Evaluating the Logical Reasoning Ability of ChatGPT and GPT-4 (2304.03439v3)

Published 7 Apr 2023 in cs.CL and cs.AI

Abstract: Harnessing logical reasoning ability is a comprehensive natural language understanding endeavor. With the release of Generative Pretrained Transformer 4 (GPT-4), highlighted as "advanced" at reasoning tasks, we are eager to learn the GPT-4 performance on various logical reasoning tasks. This report analyses multiple logical reasoning datasets, with popular benchmarks like LogiQA and ReClor, and newly-released datasets like AR-LSAT. We test the multi-choice reading comprehension and natural language inference tasks with benchmarks requiring logical reasoning. We further construct a logical reasoning out-of-distribution dataset to investigate the robustness of ChatGPT and GPT-4. We also make a performance comparison between ChatGPT and GPT-4. Experiment results show that ChatGPT performs significantly better than the RoBERTa fine-tuning method on most logical reasoning benchmarks. With early access to the GPT-4 API we are able to conduct intense experiments on the GPT-4 model. The results show GPT-4 yields even higher performance on most logical reasoning datasets. Among benchmarks, ChatGPT and GPT-4 do relatively well on well-known datasets like LogiQA and ReClor. However, the performance drops significantly when handling newly released and out-of-distribution datasets. Logical reasoning remains challenging for ChatGPT and GPT-4, especially on out-of-distribution and natural language inference datasets. We release the prompt-style logical reasoning datasets as a benchmark suite and name it LogiEval.

PDF Abstract

Evaluating the Logical Reasoning Ability of ChatGPT and GPT-4

The presented paper scrutinizes the logical reasoning proficiency of the Generative Pretrained Transformer models ChatGPT and GPT-4. Logical reasoning remains a formidable challenge in the field of Natural Language Understanding (NLU), seeking to emulate a core component of human intelligence. Despite ongoing developments in this domain, the incorporation of logical reasoning into LLMs continues to pose significant difficulties, hampered by factors like ambiguity, scalability, and the complexity of real-world scenarios.

Experiment Overview

The authors employ a spectrum of established and emerging datasets to evaluate the logical reasoning capabilities of ChatGPT and GPT-4 across different tasks. These tasks are divided into two key categories: multi-choice reading comprehension and natural language inference (NLI). Datasets such as LogiQA, ReClor, AR-LSAT, ConTRoL, MED, and HELP serve as benchmarks to assess the models' performance.

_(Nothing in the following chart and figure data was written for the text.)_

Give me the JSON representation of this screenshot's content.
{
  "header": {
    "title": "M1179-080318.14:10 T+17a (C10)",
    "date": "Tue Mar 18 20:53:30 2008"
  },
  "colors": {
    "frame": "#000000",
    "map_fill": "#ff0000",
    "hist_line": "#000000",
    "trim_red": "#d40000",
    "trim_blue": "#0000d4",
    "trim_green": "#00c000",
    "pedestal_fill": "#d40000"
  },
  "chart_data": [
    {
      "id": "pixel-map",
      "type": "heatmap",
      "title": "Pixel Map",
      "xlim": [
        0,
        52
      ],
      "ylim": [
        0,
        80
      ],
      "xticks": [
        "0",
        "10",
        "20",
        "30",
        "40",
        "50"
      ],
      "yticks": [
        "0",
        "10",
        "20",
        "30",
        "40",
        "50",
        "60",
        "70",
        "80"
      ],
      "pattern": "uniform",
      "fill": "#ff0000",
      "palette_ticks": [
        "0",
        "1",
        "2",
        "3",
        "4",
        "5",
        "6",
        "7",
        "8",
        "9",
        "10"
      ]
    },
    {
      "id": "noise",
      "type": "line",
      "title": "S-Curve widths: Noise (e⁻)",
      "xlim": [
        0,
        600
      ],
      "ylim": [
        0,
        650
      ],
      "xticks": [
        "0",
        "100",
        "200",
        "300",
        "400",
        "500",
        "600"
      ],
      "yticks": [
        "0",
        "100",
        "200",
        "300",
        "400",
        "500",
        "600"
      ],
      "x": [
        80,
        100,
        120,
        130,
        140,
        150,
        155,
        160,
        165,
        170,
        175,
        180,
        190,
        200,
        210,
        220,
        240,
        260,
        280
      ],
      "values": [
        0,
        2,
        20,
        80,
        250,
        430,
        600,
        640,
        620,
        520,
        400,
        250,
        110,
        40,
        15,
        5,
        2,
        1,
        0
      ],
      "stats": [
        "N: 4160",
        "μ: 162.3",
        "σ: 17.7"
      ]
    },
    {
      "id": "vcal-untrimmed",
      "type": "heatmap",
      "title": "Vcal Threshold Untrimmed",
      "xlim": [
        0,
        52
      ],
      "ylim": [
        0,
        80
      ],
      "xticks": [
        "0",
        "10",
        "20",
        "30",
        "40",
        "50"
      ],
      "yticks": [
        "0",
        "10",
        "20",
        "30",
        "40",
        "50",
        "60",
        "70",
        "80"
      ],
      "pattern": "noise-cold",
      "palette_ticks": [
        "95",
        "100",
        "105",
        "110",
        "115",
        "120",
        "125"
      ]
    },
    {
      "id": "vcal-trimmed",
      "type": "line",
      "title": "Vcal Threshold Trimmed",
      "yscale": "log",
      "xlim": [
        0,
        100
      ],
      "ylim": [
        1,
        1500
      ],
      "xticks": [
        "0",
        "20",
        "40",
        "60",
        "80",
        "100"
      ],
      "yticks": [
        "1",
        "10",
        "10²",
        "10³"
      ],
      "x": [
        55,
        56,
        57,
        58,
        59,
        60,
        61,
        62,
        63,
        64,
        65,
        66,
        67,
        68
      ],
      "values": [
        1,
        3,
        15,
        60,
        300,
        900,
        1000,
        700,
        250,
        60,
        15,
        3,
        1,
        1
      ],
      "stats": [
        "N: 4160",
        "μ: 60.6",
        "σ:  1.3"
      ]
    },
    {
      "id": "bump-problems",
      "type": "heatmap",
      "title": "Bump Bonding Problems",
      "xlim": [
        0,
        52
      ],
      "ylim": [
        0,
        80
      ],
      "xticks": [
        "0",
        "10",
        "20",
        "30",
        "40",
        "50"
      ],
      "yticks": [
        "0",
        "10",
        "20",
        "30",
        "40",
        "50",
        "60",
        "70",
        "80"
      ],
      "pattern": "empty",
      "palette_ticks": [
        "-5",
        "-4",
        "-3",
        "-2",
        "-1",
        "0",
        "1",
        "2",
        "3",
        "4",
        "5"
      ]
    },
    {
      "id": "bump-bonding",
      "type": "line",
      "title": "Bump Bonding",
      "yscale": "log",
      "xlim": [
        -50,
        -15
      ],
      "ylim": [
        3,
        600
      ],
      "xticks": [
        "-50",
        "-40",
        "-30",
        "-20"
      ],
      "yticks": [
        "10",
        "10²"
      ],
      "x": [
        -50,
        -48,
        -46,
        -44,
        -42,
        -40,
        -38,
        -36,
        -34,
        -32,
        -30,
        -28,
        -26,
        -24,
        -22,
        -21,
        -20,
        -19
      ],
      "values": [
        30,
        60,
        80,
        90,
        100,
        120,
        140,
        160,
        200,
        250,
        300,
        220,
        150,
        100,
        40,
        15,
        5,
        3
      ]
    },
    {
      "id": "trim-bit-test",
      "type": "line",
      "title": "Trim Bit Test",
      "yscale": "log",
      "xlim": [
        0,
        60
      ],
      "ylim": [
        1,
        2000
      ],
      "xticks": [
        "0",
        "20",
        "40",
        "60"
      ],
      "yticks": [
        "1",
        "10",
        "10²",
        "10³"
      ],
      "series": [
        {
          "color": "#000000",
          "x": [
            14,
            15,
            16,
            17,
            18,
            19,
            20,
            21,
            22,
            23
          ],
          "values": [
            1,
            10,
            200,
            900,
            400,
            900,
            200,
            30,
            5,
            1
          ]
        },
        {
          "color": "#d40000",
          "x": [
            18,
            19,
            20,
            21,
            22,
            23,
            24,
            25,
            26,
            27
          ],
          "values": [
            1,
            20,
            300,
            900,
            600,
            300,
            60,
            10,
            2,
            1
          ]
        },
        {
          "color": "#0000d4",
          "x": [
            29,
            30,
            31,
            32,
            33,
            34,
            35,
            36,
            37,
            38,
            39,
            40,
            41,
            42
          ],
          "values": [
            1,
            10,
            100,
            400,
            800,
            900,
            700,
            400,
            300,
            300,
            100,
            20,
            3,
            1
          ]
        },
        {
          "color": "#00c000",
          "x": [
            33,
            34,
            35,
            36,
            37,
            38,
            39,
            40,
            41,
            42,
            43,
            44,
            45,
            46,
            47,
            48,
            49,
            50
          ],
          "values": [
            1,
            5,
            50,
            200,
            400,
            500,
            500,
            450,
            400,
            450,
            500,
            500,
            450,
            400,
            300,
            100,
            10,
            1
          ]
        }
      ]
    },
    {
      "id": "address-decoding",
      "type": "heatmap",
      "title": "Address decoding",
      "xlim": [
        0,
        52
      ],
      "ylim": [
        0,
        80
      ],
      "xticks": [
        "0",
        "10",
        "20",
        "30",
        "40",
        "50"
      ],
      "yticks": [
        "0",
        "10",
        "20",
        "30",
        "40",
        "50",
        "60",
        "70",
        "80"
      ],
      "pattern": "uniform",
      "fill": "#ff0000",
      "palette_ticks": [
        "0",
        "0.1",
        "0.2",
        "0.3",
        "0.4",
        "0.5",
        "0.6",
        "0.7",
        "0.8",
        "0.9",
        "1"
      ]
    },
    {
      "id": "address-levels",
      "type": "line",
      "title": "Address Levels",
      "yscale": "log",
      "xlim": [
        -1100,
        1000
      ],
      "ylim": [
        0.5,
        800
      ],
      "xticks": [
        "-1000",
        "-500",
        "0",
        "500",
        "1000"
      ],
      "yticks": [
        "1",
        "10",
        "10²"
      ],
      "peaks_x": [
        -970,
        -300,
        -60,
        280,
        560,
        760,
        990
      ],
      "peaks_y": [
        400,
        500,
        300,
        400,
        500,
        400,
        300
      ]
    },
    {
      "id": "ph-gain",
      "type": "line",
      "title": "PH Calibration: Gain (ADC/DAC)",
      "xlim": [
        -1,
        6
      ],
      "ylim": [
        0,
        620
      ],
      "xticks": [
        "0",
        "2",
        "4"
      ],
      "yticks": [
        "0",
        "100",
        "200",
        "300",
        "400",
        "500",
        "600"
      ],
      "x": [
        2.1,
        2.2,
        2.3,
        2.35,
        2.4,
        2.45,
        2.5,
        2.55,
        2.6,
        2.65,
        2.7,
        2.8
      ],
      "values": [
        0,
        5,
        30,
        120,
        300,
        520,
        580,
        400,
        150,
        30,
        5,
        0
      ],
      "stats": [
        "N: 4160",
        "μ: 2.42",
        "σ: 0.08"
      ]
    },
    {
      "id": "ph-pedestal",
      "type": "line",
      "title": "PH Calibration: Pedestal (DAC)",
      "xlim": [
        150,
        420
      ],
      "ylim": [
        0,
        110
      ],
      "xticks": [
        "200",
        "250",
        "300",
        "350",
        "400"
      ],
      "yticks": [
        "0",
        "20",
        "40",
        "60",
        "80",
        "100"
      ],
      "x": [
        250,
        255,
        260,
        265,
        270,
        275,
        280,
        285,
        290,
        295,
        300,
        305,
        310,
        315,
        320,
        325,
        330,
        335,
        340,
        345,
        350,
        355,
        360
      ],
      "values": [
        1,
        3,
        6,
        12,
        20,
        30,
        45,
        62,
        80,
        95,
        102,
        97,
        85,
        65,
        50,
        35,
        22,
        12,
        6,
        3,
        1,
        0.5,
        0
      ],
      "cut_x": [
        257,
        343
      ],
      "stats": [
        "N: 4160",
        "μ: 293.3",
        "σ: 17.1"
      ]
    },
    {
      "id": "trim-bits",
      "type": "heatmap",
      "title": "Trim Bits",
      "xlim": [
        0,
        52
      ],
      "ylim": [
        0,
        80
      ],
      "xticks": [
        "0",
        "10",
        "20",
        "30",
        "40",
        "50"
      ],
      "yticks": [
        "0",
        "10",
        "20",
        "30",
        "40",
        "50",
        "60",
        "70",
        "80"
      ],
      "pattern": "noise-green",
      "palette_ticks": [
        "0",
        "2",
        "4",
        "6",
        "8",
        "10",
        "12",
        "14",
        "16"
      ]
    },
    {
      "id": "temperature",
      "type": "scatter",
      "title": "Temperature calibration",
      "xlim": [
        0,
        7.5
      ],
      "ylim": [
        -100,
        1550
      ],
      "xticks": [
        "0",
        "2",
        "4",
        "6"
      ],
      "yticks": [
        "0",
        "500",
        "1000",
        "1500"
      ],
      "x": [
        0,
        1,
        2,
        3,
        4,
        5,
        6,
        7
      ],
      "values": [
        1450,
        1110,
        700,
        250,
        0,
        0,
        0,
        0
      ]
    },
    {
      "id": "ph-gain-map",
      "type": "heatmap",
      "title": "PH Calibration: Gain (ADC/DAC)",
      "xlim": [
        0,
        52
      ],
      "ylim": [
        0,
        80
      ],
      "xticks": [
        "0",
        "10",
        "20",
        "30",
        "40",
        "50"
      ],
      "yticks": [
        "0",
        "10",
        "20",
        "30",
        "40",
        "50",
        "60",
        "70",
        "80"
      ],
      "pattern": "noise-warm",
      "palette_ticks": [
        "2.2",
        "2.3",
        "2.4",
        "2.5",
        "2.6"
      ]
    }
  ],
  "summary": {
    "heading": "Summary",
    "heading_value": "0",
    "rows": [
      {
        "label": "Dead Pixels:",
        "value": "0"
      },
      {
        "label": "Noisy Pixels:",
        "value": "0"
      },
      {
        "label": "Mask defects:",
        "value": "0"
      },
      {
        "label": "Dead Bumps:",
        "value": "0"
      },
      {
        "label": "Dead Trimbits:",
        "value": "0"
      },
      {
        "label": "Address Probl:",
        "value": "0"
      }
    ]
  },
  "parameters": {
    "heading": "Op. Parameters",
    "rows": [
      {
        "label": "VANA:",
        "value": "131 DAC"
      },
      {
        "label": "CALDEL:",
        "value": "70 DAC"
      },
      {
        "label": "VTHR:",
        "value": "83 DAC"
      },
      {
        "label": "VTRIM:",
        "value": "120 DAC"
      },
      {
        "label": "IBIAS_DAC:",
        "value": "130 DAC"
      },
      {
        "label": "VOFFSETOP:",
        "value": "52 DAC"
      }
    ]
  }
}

Multi-choice Reading Comprehension: This task involves selecting the correct answer from a set of options based on a given passage. The paper employs datasets like LogiQA and ReClor, which challenge the logical reasoning capacity with complex questions.
Natural Language Inference: This task focuses on establishing the logical relationship between a premise and a hypothesis, categorized as entailment, contradiction, or neutral. Here, benchmarks such as ConTRoL and TaxiNLI provide a comprehensive evaluation framework.

Experimental Findings

Performance Analysis:

Performance Superiority:
- The results indicate that both ChatGPT and GPT-4 outperform traditional models like RoBERTa on multiple logical reasoning datasets. GPT-4, in particular, demonstrates superior performance on well-known benchmarks like LogiQA with an accuracy of ~72% and ReClor achieving up to 87%.
Challenges on New and Out-of-distribution Data:
- Both models face considerable challenges when confronted with out-of-distribution datasets. The performance drop is pronounced in these scenarios, with ChatGPT and GPT-4 achieving significantly lower accuracy on AR-LSAT and new LogiQA data. This highlights a generalization issue when models encounter unfamiliar datasets.

Technical Insights:

Logical and Scope Errors:
- The analysis reveals common errors made by GPT-4, such as logical inconsistencies and scope errors. These errors underscore the difficulty LLMs face in logical precision and representation nuances.
In-Context Learning and Chain-of-Thought Prompting:
- In-context learning improves model performance, allowing it to adapt to new information more effectively within a conversation. Chain-of-thought (CoT) prompting, which guides the reasoning process with structured thinking, also enhances performance, suggesting a potential avenue to bolster model reasoning capabilities.

Implications and Future Directions

The findings underscore the significant strides made with LLMs like GPT-4 in logical reasoning tasks. However, the diminished performance on out-of-distribution data indicates a crucial area for further research. Efforts must focus on equipping models with a more generalized understanding, potentially through diverse dataset exposure and advanced reasoning algorithms.

Looking forward, it is imperative to explore more sophisticated training regimes and benchmarks to challenge these models further, facilitating advancements towards robust NLU systems capable of emulating genuine human-like logical reasoning.